Setelah ketahuan pergi ke Club malam, Ergantha pikir ia hanya akan mendapat hukuman ringan, ternyata ia harus mendekam di rumah begitu pulang Sekolah. Mobil beserta black card pun ditahan. Semua ini jelas karena Pati—kakak laki-laki yang sok super hero. Papa jelas akan mengikuti semua usulan dari Pati.
"Mampir ke Bengkel bentar, ya, Tha. Mas mau cek mobil Tante Hanin." Ergantha tak menyahut, masa bodoh Pati ingin mampir kemana.
Biasanya Pak Arman yang akan menjemput Ergantha, namun saat ini Pati yang menampakkan diri—dengan dalih supir mereka sedang sibuk.
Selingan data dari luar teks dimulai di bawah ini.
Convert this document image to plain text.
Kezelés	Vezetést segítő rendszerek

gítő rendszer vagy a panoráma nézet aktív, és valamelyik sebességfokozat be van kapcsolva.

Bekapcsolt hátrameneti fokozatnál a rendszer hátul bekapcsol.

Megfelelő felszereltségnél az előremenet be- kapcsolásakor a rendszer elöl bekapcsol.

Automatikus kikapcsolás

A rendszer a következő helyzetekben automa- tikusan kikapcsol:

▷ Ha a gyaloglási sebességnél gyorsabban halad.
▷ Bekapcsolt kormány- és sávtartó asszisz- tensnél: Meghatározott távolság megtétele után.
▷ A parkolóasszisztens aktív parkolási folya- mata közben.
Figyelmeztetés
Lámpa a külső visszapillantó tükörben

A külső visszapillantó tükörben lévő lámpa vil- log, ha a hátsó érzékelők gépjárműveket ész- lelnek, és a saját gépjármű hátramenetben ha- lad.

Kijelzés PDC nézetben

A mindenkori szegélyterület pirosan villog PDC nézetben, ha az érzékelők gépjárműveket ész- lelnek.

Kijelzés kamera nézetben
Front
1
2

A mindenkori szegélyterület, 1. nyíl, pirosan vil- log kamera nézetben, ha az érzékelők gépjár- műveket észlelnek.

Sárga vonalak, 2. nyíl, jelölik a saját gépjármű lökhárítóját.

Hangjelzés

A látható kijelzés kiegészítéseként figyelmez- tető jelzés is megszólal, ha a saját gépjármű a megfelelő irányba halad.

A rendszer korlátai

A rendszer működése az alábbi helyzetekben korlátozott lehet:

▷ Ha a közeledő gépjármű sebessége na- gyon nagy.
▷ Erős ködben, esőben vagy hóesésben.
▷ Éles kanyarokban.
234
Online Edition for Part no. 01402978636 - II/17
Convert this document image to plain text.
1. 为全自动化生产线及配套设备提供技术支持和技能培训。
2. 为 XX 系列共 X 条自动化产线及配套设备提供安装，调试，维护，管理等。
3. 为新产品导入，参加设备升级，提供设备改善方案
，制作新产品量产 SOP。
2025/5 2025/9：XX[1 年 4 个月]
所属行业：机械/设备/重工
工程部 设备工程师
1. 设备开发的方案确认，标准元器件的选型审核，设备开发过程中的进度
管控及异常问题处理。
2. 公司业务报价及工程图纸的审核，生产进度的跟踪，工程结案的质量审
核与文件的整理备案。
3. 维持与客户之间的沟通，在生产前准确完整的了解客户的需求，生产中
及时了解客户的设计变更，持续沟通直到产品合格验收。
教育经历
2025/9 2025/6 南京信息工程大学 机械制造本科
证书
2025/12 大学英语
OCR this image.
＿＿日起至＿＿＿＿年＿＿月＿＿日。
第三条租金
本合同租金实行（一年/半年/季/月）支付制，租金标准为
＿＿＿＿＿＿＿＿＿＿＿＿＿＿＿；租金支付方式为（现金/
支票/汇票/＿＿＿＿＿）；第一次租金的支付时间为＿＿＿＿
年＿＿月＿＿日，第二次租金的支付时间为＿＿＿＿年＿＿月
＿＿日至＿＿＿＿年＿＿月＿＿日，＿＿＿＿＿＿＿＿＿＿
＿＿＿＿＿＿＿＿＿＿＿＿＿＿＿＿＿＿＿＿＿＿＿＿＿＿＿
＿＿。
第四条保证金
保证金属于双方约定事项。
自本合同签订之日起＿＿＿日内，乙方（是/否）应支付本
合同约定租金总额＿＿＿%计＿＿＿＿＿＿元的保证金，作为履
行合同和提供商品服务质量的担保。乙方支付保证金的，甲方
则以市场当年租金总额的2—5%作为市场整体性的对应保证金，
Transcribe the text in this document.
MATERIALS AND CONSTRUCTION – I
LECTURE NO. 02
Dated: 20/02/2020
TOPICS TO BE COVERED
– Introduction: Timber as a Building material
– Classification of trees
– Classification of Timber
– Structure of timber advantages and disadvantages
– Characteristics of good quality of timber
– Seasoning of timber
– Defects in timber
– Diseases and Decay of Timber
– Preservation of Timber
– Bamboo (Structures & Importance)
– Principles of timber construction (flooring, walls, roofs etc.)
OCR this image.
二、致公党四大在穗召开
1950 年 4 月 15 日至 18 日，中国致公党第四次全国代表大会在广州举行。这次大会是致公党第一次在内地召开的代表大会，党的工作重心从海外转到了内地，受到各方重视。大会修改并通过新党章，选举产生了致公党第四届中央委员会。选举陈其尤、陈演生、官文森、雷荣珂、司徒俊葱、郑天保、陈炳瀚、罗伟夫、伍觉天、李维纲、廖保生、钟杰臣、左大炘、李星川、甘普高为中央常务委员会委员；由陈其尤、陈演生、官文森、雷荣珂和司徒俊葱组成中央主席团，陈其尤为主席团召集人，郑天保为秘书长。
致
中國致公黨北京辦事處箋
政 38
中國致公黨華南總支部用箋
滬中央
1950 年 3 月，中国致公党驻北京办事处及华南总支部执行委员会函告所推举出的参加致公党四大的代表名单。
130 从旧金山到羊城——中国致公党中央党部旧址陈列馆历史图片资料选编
Sebuah alasan klise untuk Ergantha, karena ia tahu Pati pasti ingin memberikan kultum, memberikan sebuah dalil, membacakan beberapa potongan hadist. Padahal, Ergantha tak paham sama sekali dan jelas ia tak ingin tahu.
Harusnya Pati tetap menjadi laki-laki brengsek yang hobi menginap di luar rumah dengan begitu Ergantha akan lebih leluasa. Sayang, kakak laki-lakinya sadar disaat Ergantha sudah menemukan mimpi sesat.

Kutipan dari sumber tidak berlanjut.